Filmstarts à la carte: Ungewöhnliche Perspektiven
■ Der Übergang vom Stumm- zum Tonfilm war bekanntlich von Problemen begleitet: Oft waren die Tonapparaturen technisch noch nicht ausgereift, vor allem aber mussten die surrenden Kameras in schalldichte Gehäuse gesteckt werden. Dadurch wurden sie klobig und unbeweglich. Folglich machten es sich viele Regisseure einfach und filmten statische Dialogpassagen oder bühnenhafte Musicals aus der Guckkastenperspektive. Einer, der ein paar Gedanken mehr verschwendete, war Robert Siodmak, der bereits in seinem zweiten langen Spielfilm „Abschied“ (1930) Gespür für die Dinge zeigte, die später auch seine berühmten amerikanischen Produktionen auszeichnen sollte: eine stimmige Atmosphäre, die Dramatisierung der Story durch das Licht, der innovative Umgang mit dem Ton. „Abschied“ erzählt von den Bewohnern einer Familienpension: Arbeitslose, Tänzerinnen und Bonvivants bevölkern die Räume, aus denen ein heilloses Durcheinander von Klaviermusik, Telefonaten und Geschwätz dringt. Erst langsam kristallisiert sich dazu ein Plot heraus: Ein junger Mann hat eine neue Arbeit in Dresden angenommen, seine Freundin aber wird in Berlin zurückbleiben. Da die Kamera mit Ausnahme des Epilogs die Pension nie verlässt, schufen sich Siodmak und sein Kameramann Schüfftan in den beengten Dekors immer neue, oft ungewöhnliche Perspektiven: Türen eröffnen neue Räume in die Tiefe, der Vordergrund wird häufig durch Requisiten oder Personen verstellt, die unscharf im Anschnitt zu sehen sind, und oft treten handelnde Charaktere in die Kadrage hinein oder hinaus. In einer Szene sind die Protagonisten sogar überhaupt nicht im Bild: Der Dialog kommt aus dem Off, während der Zigarettenqualm des rauchenden Pärchens langsam zur Decke steigt.
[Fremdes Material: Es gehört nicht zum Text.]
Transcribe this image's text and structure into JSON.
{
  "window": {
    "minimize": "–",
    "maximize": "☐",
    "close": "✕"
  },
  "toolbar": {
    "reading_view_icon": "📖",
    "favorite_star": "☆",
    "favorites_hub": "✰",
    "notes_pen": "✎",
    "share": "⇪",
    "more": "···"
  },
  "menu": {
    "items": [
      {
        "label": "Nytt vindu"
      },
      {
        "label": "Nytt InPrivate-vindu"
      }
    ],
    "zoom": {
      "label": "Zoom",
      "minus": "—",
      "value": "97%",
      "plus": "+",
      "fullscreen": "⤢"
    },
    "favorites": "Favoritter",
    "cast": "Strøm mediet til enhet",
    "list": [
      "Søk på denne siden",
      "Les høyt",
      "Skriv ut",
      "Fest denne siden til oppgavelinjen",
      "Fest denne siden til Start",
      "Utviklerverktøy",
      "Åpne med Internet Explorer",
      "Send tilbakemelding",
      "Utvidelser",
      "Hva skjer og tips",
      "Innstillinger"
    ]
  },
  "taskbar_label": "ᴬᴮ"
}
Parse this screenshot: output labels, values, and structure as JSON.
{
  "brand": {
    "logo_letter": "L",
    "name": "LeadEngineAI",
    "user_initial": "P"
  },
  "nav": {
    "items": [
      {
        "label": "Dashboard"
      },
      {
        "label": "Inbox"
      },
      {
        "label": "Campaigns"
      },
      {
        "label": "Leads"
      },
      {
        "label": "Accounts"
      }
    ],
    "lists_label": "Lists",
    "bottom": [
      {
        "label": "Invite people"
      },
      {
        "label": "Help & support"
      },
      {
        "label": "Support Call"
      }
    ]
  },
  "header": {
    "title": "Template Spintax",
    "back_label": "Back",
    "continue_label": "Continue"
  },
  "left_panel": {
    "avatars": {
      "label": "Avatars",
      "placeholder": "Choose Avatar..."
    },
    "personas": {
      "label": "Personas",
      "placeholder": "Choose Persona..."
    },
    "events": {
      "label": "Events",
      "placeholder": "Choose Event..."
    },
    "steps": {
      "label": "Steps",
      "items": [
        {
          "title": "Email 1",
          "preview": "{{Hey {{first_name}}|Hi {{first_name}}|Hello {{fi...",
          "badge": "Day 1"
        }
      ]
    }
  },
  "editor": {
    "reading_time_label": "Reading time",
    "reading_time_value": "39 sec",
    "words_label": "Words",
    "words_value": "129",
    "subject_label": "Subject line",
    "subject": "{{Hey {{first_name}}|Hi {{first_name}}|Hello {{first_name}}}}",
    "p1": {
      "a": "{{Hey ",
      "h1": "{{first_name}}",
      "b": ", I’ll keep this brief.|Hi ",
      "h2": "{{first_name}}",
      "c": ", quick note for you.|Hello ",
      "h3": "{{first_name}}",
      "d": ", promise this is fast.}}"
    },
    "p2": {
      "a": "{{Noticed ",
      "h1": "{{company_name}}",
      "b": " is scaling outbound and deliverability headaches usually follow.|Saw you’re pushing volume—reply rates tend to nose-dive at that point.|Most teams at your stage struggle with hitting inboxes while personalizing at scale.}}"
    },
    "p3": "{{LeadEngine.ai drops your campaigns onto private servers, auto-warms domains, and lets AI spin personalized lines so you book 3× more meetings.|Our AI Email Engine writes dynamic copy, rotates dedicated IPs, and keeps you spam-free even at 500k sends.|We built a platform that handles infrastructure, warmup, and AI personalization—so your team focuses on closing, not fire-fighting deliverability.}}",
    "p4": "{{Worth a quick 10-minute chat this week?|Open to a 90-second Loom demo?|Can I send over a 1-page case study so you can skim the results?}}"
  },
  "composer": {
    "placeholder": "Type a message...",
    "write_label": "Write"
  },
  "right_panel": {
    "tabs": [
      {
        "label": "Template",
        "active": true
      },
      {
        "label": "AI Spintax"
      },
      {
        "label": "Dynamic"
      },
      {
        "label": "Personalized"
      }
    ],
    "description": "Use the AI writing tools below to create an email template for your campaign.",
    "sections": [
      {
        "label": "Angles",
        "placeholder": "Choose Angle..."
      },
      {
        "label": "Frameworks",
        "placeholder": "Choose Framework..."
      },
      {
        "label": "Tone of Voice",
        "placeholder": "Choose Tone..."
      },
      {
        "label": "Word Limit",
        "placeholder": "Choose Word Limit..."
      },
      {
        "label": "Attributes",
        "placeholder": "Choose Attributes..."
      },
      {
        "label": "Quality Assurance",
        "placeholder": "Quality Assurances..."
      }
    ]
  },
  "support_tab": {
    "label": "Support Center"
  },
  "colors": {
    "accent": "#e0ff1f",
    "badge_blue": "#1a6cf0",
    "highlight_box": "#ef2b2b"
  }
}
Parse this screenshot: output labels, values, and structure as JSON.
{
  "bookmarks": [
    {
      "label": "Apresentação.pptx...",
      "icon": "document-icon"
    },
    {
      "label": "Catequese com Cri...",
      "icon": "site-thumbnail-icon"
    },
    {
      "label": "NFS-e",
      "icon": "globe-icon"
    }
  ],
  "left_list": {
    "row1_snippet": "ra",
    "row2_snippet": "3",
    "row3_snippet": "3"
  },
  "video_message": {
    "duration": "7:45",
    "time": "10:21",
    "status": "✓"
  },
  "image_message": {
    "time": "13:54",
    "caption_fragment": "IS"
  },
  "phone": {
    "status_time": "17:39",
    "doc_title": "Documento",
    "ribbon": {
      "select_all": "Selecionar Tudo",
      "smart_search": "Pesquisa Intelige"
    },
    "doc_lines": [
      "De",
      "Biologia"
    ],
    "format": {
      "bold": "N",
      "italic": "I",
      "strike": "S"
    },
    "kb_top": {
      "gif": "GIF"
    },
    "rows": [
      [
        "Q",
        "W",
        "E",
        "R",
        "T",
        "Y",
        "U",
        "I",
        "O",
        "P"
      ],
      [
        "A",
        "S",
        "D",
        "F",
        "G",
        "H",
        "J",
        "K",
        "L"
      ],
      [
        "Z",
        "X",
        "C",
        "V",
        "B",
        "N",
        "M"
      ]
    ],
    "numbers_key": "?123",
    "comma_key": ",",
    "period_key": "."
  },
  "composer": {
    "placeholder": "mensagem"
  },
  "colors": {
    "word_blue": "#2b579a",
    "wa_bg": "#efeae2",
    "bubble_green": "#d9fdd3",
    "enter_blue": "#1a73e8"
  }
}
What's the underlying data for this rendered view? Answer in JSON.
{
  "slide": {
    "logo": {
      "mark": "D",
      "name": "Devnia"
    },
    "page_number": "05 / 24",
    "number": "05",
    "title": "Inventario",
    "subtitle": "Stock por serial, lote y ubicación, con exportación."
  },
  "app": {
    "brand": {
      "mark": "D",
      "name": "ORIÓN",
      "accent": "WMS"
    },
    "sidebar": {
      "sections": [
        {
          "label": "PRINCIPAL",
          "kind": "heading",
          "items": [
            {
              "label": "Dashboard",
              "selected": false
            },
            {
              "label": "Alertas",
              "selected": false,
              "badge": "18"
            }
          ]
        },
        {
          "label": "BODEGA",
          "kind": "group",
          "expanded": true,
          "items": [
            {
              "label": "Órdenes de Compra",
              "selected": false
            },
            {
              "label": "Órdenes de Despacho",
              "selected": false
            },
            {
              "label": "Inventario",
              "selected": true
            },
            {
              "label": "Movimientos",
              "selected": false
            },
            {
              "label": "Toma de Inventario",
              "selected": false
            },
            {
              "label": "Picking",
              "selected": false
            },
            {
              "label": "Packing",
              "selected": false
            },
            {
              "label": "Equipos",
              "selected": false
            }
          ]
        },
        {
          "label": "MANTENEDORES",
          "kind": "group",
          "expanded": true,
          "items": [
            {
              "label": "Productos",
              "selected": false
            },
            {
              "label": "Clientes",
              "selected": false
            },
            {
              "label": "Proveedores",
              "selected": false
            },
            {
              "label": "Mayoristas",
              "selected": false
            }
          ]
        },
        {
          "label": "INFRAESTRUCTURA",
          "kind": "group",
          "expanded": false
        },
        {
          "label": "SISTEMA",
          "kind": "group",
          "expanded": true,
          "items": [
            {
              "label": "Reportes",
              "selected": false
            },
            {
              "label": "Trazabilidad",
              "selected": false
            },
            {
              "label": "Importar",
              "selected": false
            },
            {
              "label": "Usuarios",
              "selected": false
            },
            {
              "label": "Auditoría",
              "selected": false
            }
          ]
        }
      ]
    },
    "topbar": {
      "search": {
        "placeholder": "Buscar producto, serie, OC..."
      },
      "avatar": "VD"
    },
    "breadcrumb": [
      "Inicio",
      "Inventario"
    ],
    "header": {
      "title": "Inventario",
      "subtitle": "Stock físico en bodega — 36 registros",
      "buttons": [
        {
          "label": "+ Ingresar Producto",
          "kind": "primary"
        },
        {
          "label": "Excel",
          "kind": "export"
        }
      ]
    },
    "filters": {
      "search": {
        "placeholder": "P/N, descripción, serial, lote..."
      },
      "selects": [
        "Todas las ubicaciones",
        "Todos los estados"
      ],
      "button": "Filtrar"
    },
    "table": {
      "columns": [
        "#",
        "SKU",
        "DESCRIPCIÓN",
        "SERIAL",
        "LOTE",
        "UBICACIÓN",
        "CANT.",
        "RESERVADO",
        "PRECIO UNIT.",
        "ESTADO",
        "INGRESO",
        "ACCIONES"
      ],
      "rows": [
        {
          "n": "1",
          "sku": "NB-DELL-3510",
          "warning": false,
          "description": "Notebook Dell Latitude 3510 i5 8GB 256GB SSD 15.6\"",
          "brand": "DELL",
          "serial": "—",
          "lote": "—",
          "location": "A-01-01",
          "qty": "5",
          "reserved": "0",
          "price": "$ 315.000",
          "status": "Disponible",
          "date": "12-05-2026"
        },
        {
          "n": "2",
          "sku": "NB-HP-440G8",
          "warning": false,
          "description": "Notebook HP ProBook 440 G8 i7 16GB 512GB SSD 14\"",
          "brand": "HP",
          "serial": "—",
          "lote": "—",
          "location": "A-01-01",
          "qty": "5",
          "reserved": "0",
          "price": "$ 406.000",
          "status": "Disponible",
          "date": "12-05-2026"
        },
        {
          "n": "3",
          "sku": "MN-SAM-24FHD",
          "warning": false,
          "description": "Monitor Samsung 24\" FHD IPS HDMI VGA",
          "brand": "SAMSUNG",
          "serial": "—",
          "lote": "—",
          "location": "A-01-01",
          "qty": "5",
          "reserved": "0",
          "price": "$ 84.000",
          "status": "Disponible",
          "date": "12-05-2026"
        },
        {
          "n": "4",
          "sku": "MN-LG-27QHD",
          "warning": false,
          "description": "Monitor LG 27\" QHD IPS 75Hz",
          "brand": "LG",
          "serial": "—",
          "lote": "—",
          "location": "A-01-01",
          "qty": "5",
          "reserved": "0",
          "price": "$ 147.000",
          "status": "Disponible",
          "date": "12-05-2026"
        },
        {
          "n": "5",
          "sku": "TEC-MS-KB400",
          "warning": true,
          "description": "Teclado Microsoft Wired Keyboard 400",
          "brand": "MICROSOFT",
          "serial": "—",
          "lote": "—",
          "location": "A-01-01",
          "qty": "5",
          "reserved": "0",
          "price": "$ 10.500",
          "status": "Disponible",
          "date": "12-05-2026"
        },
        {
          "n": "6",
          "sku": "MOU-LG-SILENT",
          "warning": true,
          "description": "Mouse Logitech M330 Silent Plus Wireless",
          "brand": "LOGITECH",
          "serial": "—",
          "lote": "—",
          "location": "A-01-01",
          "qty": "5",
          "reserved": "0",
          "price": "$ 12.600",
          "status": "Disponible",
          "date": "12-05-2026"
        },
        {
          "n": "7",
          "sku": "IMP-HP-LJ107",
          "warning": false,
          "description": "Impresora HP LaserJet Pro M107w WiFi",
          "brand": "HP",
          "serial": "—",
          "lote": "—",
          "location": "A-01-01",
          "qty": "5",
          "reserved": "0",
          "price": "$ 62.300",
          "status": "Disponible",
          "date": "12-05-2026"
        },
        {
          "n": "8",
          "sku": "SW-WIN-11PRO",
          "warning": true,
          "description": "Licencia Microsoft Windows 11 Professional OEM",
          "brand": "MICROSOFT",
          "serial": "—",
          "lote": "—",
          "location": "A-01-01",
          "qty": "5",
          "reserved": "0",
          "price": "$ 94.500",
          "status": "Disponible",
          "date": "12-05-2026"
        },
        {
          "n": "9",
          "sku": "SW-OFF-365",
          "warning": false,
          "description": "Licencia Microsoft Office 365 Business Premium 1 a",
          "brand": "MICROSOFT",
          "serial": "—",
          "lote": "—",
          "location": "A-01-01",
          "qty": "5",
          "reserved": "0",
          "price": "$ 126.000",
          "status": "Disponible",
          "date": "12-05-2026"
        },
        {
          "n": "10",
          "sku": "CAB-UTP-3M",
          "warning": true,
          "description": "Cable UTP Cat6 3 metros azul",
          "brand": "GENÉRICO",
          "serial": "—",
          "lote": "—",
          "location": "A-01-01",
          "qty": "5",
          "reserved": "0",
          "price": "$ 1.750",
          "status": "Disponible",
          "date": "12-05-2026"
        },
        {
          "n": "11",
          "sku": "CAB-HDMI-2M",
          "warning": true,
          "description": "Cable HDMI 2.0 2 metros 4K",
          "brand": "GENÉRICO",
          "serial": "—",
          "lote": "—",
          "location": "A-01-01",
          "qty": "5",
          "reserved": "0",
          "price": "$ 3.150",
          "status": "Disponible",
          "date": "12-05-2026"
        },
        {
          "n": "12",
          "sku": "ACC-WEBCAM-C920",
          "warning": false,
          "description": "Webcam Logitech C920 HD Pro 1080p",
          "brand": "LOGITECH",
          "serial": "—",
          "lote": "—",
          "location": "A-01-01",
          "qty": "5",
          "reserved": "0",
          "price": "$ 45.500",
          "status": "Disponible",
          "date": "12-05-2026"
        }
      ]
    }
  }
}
„Abschied“ 6.9. in den Eva- Lichtspielen
■ Eine erfreuliche Begleiterscheinung der Hitchcock-Ausstellung im Filmmuseum Potsdam ist die dem Meister gewidmete Retrospektive, in der sich auch einige Filme finden, die in Deutschland nie einen ordentlichen Kinostart erfahren haben und nur selten zu sehen sind. Wie etwa „Easy Virtue“, ein 1927 nach einem Theaterstück von Noël Coward entstandenes Melodram, das bereits viele Motive aufweist, die Hitchcock im Laufe seiner Karriere immer wieder variiert hat: die böse Mutter und das Muttersöhnchen, die Familie als Quelle und Hort des Unglücks, die sexuelle Leichtfertigkeit der Frau und ihre Sühne. „Easy Virtue“ erzählt die Geschichte der leichtlebigen Larita: Nachdem sie in England in einen skandalösen Scheidungsprozess verwickelt war, lernt sie an der Côte d‘Azur den wohl-situierten John kennen. Von Laritas Vergangenheit will er nichts wissen — wie so oft bei Hitchcock werden zwei Menschen ein Paar, die einander kaum kennen. Der Irrtum wird offenbar, als die beiden in Johns Elternhaus zurückkehren: In der ländlich- konservativen Atmosphäre ist die lebenslustige Larita einfach fehl am Platz. Der Suspense ist in „Easy Virtue“ vor allem emotionaler Art: Was wird passieren, wenn die Familie von Laritas bewegter Vergangenheit erfährt? Am Ende steht der zerstörte Traum vom Glück und der nach Hitchcocks eigener Aussage schlechteste Zwischentitel, den er je geschrieben habe: „Schießt doch, es gibt nichts mehr zu töten“, ruft Larita einigen Fotografen zu, die sie nach ihrem zweiten Scheidungsprozess belauern.
„Easy Virtue“ 1.9., 3.9. im Filmmuseum Potsdam
■ In seinen Spätwerken frönte Howard Hawks eher dem Stadtwestern, doch 1948 ging es für „Red River“ noch richtig hinaus in die Prärie. In der Geschichte eines großen Viehtrecks, der zu Konflikten zwischen dem starrsinnigen, selbstherrlichen Anführer und seinem ruhigen Ziehsohn führt und in einer Meuterei mündet, gelang es Hawks sogar, zwei unvereinbar scheinende Schauspielertypen mit Bravour einzusetzen: den von seiner unvergleichlichen Aura zehrenden Monolithen John Wayne und den Method-Schauspieler Montgomery Clift.